A library director’s past and present lovers are the leading suspects in a case of murder.
Amy Webber has been helping university lecturer and folklorist Mona Raymond research legends about fairies, missing girls, hidden gold, and mysterious lights from the Blue Ridge Mountain area, where Amy lives with her aunt. Mona is telling stories at a Girl Scout bonfire when Charles Bartos, a pianist, composer, and professor at nearby Clarion University who’d stolen Amy’s heart and then dumped her, suddenly appears. Mona lashes out at him, accusing him of stealing her research for one of his compositions. Charles had recently returned to the house he built in the mountains after the woman who replaced Amy was killed in a hit-and-run. Now Lacey Jacobs, one of Mona’s students, has suddenly vanished, and her friends are concerned. Amy’s worried about her current love interest, Richard Muir, a talented dancer and choreographer who’s suddenly become distant after working with Lacey in one of his classes. Richard was apparently the last person to see Lacey, who’d run from his office in tears.
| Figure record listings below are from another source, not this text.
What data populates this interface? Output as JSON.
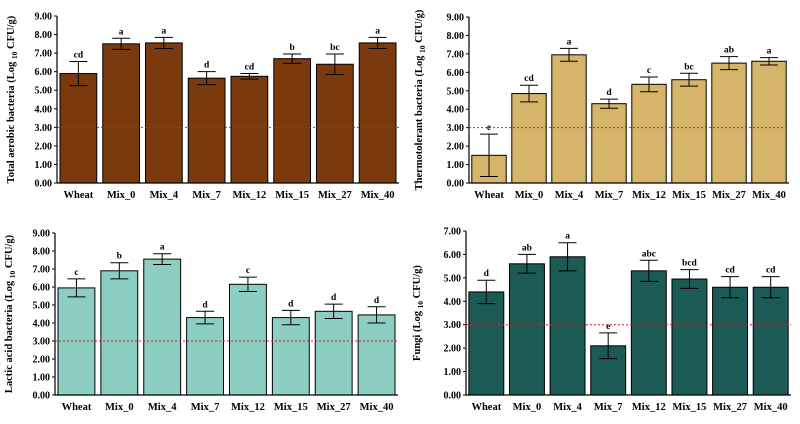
{
  "chart_data": [
    {
      "type": "bar",
      "title": "",
      "ylabel": "Total aerobic bacteria (Log 10 CFU/g)",
      "ylabel_parts": [
        "Total aerobic bacteria (Log",
        "10",
        "CFU/g)"
      ],
      "categories": [
        "Wheat",
        "Mix_0",
        "Mix_4",
        "Mix_7",
        "Mix_12",
        "Mix_15",
        "Mix_27",
        "Mix_40"
      ],
      "values": [
        5.9,
        7.5,
        7.55,
        5.65,
        5.75,
        6.7,
        6.4,
        7.55
      ],
      "errors": [
        0.65,
        0.3,
        0.3,
        0.35,
        0.15,
        0.25,
        0.55,
        0.3
      ],
      "letters": [
        "cd",
        "a",
        "a",
        "d",
        "cd",
        "b",
        "bc",
        "a"
      ],
      "yticks": [
        "0.00",
        "1.00",
        "2.00",
        "3.00",
        "4.00",
        "5.00",
        "6.00",
        "7.00",
        "8.00",
        "9.00"
      ],
      "ylim": [
        0,
        9
      ],
      "reference_line": 3.0,
      "color": "#7a3a0e",
      "grid": false
    },
    {
      "type": "bar",
      "title": "",
      "ylabel": "Thermotolerant bacteria (Log 10 CFU/g)",
      "ylabel_parts": [
        "Thermotolerant bacteria (Log",
        "10",
        "CFU/g)"
      ],
      "categories": [
        "Wheat",
        "Mix_0",
        "Mix_4",
        "Mix_7",
        "Mix_12",
        "Mix_15",
        "Mix_27",
        "Mix_40"
      ],
      "values": [
        1.5,
        4.85,
        6.95,
        4.3,
        5.35,
        5.6,
        6.5,
        6.6
      ],
      "errors": [
        1.15,
        0.45,
        0.35,
        0.25,
        0.4,
        0.35,
        0.35,
        0.2
      ],
      "letters": [
        "e",
        "cd",
        "a",
        "d",
        "c",
        "bc",
        "ab",
        "a"
      ],
      "yticks": [
        "0.00",
        "1.00",
        "2.00",
        "3.00",
        "4.00",
        "5.00",
        "6.00",
        "7.00",
        "8.00",
        "9.00"
      ],
      "ylim": [
        0,
        9
      ],
      "reference_line": 3.0,
      "color": "#d6b46a",
      "grid": false
    },
    {
      "type": "bar",
      "title": "",
      "ylabel": "Lactic acid bacteria (Log 10 CFU/g)",
      "ylabel_parts": [
        "Lactic acid bacteria (Log",
        "10",
        "CFU/g)"
      ],
      "categories": [
        "Wheat",
        "Mix_0",
        "Mix_4",
        "Mix_7",
        "Mix_12",
        "Mix_15",
        "Mix_27",
        "Mix_40"
      ],
      "values": [
        5.95,
        6.9,
        7.55,
        4.3,
        6.15,
        4.3,
        4.65,
        4.45
      ],
      "errors": [
        0.5,
        0.45,
        0.3,
        0.35,
        0.4,
        0.4,
        0.4,
        0.45
      ],
      "letters": [
        "c",
        "b",
        "a",
        "d",
        "c",
        "d",
        "d",
        "d"
      ],
      "yticks": [
        "0.00",
        "1.00",
        "2.00",
        "3.00",
        "4.00",
        "5.00",
        "6.00",
        "7.00",
        "8.00",
        "9.00"
      ],
      "ylim": [
        0,
        9
      ],
      "reference_line": 3.0,
      "color": "#8ccfc2",
      "grid": false
    },
    {
      "type": "bar",
      "title": "",
      "ylabel": "Fungi (Log 10 CFU/g)",
      "ylabel_parts": [
        "Fungi (Log",
        "10",
        "CFU/g)"
      ],
      "categories": [
        "Wheat",
        "Mix_0",
        "Mix_4",
        "Mix_7",
        "Mix_12",
        "Mix_15",
        "Mix_27",
        "Mix_40"
      ],
      "values": [
        4.4,
        5.6,
        5.9,
        2.1,
        5.3,
        4.95,
        4.6,
        4.6
      ],
      "errors": [
        0.5,
        0.4,
        0.6,
        0.55,
        0.45,
        0.4,
        0.45,
        0.45
      ],
      "letters": [
        "d",
        "ab",
        "a",
        "e",
        "abc",
        "bcd",
        "cd",
        "cd"
      ],
      "yticks": [
        "0.00",
        "1.00",
        "2.00",
        "3.00",
        "4.00",
        "5.00",
        "6.00",
        "7.00"
      ],
      "ylim": [
        0,
        7
      ],
      "reference_line": 3.0,
      "color": "#1b5a55",
      "grid": false
    }
  ]
}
When the police look for Lacey, they find her in bad shape next to the body of Mona, who’s in even worse shape after being shot. Amy, who has a good relationship with the police (Shelved Under Murder, 2018, etc.), can’t believe that either Charles or Richard is a murderer. So she uses her sleuthing and research talents to determine who else might have it in for the two women. With Lacey in a coma and her relationship in danger, Amy uses every connection she can work and puts herself in mortal peril searching for the truth.
A basic cozy-cum-romance that would have benefited from judicious pruning.